C’est pourtant l’inverse qui pourrait se produire. Si la population entame un mouvement significatif d’exode urbain et de réappropriation des « territoires » (pour parler comme un ministre qui n’ose pas dire « province »), cela ne plaide pas en faveur de l’abandon de l’automobile. Ou en tout cas pas tout de suite. Cela pourrait en revanche largement favoriser l’adoption de l’électromobilité, car quand on vit loin des villes, on n’a jamais trouvé mieux que la voiture pour les trajets pratiques du quotidien, que ce soit pour aller faire ses courses, emmener les enfants à l’école et aux activités, et, souvent, se rendre à son travail. Et tant qu’à le faire, autant le faire en mode zéro émission. Seul le dernier volet sur les trajets domicile-travail pourrait être remis en question par un développement des infrastructures de transport, le vélo ou le covoiturage. Ou le télétravail. Cela étant, si ce dernier a connu un fort développement avec le Covid, il semble déjà en régression.

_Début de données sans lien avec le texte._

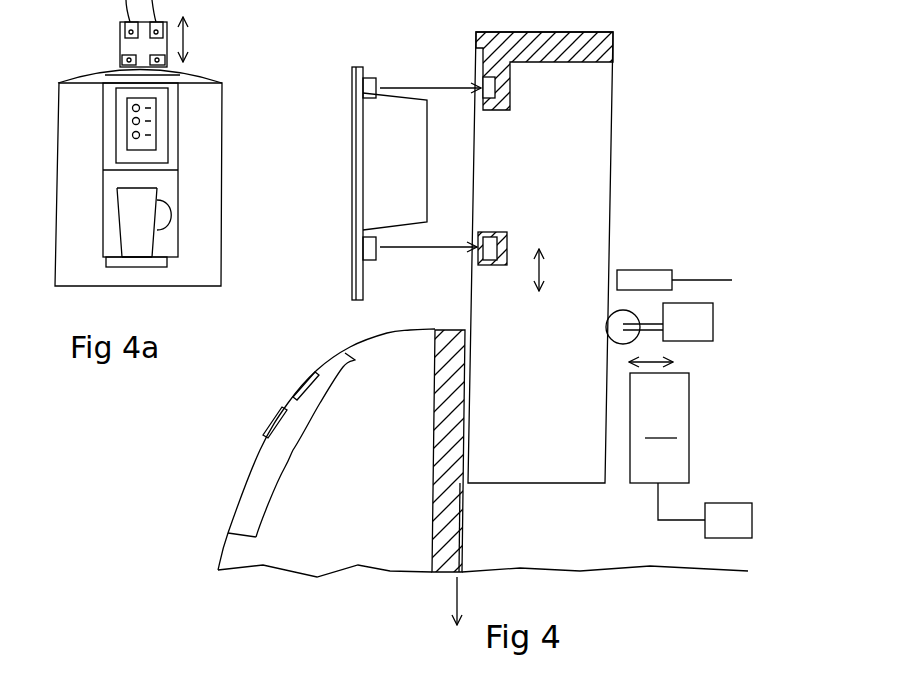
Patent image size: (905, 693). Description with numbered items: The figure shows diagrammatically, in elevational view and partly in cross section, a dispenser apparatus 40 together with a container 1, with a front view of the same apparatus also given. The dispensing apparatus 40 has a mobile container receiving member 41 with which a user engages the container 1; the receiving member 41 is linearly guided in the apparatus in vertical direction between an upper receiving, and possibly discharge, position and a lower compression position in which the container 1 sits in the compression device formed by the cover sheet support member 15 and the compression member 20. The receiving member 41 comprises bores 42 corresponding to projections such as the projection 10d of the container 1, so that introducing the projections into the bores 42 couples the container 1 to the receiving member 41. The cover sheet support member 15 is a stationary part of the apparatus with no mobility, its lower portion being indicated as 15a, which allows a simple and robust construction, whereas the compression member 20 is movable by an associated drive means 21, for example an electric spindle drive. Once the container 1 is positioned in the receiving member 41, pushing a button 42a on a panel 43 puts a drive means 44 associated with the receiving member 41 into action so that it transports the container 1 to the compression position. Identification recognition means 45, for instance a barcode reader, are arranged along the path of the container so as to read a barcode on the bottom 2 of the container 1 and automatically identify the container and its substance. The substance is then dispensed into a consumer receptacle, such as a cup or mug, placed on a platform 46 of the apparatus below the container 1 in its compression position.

In FIG. 4, the container 1 is at (404, 258).
In FIG. 4, the bottom 2 is at (427, 152).
In FIG. 4, the projection 10d is at (378, 86).
In FIG. 4, the cover sheet support member 15 is at (438, 428).
In FIG. 4, the lower portion of wall 15a is at (462, 547).
In FIG. 4, the compression member 20 is at (667, 446).
In FIG. 4, the drive means 21 is at (717, 505).
In FIG. 4, the dispenser apparatus 40 is at (236, 436).
In FIG. 4, the container receiving member 41 is at (602, 158).
In FIG. 4A, the container receiving member 41 is at (130, 44).
In FIG. 4, the bores 42 is at (496, 90).
In FIG. 4A, the bores 42 is at (122, 58).
In FIG. 4, the button 42a is at (271, 423).
In FIG. 4, the panel 43 is at (253, 480).
In FIG. 4A, the panel 43 is at (163, 130).
In FIG. 4, the drive means 44 is at (710, 328).
In FIG. 4, the identification recognition means 45 is at (635, 273).
In FIG. 4A, the platform 46 is at (160, 262).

Les experts du secteur sont nombreux à souhaiter que le marché de la voiture électrique s’oriente sur des voitures légères équipées de petites batteries à l’autonomie « suffisante ». Malheureusement, la réalité est comme souvent toute autre. Les voitures électriques les plus populaires sont souvent équipées de grosses batteries pour offrir l’autonomie que les consommateurs anxieux souhaitent, et cela parce que les tendances mondiales montrent que les acheteurs veulent des gros SUV. A ce sujet, il faut savoir que la part mondiale des SUV est passée de 15 % de tous les nouveaux véhicules il y a deux décennies à un tiers aujourd’hui, et à plus de la moitié aux États-Unis. Mais selon l’AIE (Agence Internationale de l’Énergie), « cette tendance pourrait être freinée en adoptant des politiques décourageant les véhicules dotés de batteries extrêmement grandes, par exemple en liant les incitations à la taille des batteries ou, à plus long terme, en taxant les VE dotés de grosses batteries. »
Les consommateurs devront également être persuadés, voire contraints (aïe aïe aïe), de conduire moins en général et de voyager davantage en bus, à vélo, en train, en covoiturage ou à pied, et de posséder moins de voitures en premier lieu. Comme l’a déclaré l’AIE dans l’objectif de neutralité carbone : le nombre de ménages mondiaux sans voiture doit passer de 45 % aujourd’hui à 70 % d’ici 2050, inversant ainsi une tendance à la hausse séculaire de la propriété.
Alors, l’évolution annoncée des modes de vie et de l’habitat plaident-ils en faveur du développement de la voiture électrique ? C’est possible, probable même. Mais il faudra peut-être que le marché se segmente davantage pour s’adapter aux usages. Cela ne sera plus la voiture de monsieur et la voiture de madame, mais une micro-car pour le quotidien et une routière pour les moyens et grands déplacements. Ce qui au final ne fera peut-être pas moins de voitures, mais des voitures à l’utilisation plus réfléchie, et mieux optimisée.